The Minister has committed to further consultation and engagement. I hope that he will engage with colleagues in the Local Government Association and listen to them about the practical realities. If he has not already had a chance to do so, he should engage with their research about what is really going on and how we might achieve the aims without putting something onerous in the Bill. They will be willing to have those conversations.
I hope that this might be an ongoing part of the conversation as we move through the Bill’s stages, and that the Minister will at least carry this issue away and find a bit more detail. We will not detain the Committee by dividing it, so I beg to ask leave to withdraw the amendment.
Amendment, by leave, withdrawn.
Question proposed, That the clause stand part of the Bill.
With this it will be convenient to discuss that schedule 5 be the Fifth schedule to the Bill.
The Government are committed to giving a voice to residents over the naming of their street, and we are strongly of the belief that people should have the final say on the character of the area in which they live, which must include protecting their local heritage. Although street names play a fundamental part in representing the rich history of a neighbourhood, the relevant legislation has not been fundamentally reviewed since the early part of the 20th century. The matter is spread over three Acts, rendering the process of changing street names not only opaque but obsolete. I believe it should be uncontentious, if nothing else, to say that a lot has changed since 1907, and therefore a modern framework will be of benefit to local authorities.
I will not repeat any of the arguments I have made. We agree on the substance of allowing people to decide their street name, but we are troubled by the process and its rigidity. I hope the Minister will keep reflecting on that in the following stages.
I am labouring a point I made the last time I rose, but this is the last time I will make it today—I promise, Mr Hollobone. This is the end of part 2 of the Bill. The Minister made a welcome commitment that we will see the impact assessment before the end of Bill Committee, but I gently say that it will not be much use for parts 1 and 2. Frankly, there be no impact on part 1, because that was a plan to make a plan, but part 2 will make combined county authorities, which presumably are supposed to be quite impactful. It is a problem that we have not been able to argue those in the round.
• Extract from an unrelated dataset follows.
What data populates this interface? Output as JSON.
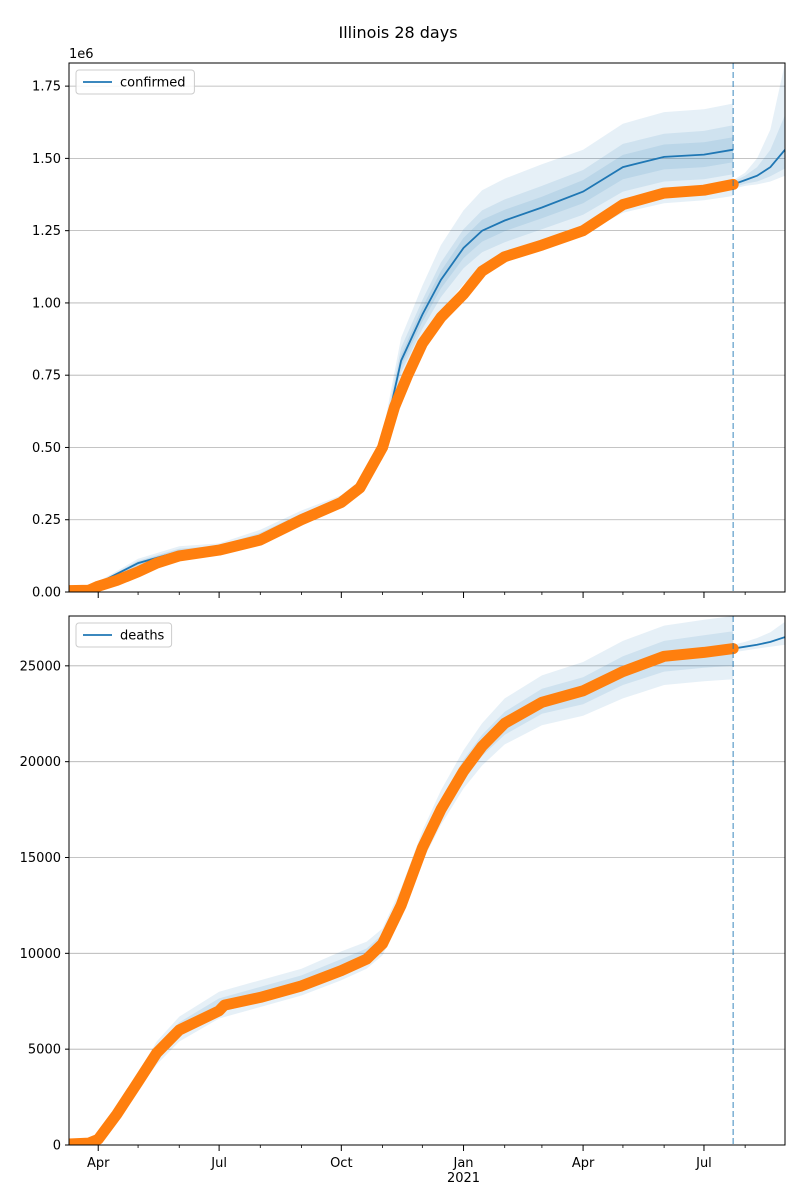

The next part of the Bill, which is on planning, includes really significant decisions that will shape communities. I am not sure that colleagues on the Government Benches, never mind the Opposition Benches, should be comfortable making those decisions without an impact assessment. I hope to prevail on the Minister that if the impact assessment is not going to appear before part 3 of the Bill today, we may at least have it before the summer recess so that we can have it for our discussion about the remaining clauses.
I thank the hon. Member for Nottingham North for his comments, which I will look at carefully and consider, and see what more can be done to expedite the impact assessment.
Question put and agreed to.
Clause 74 accordingly ordered to stand part of the Bill.
Schedule 5 agreed to.
Ordered, That further consideration be now adjourned. —(Gareth Johnson.)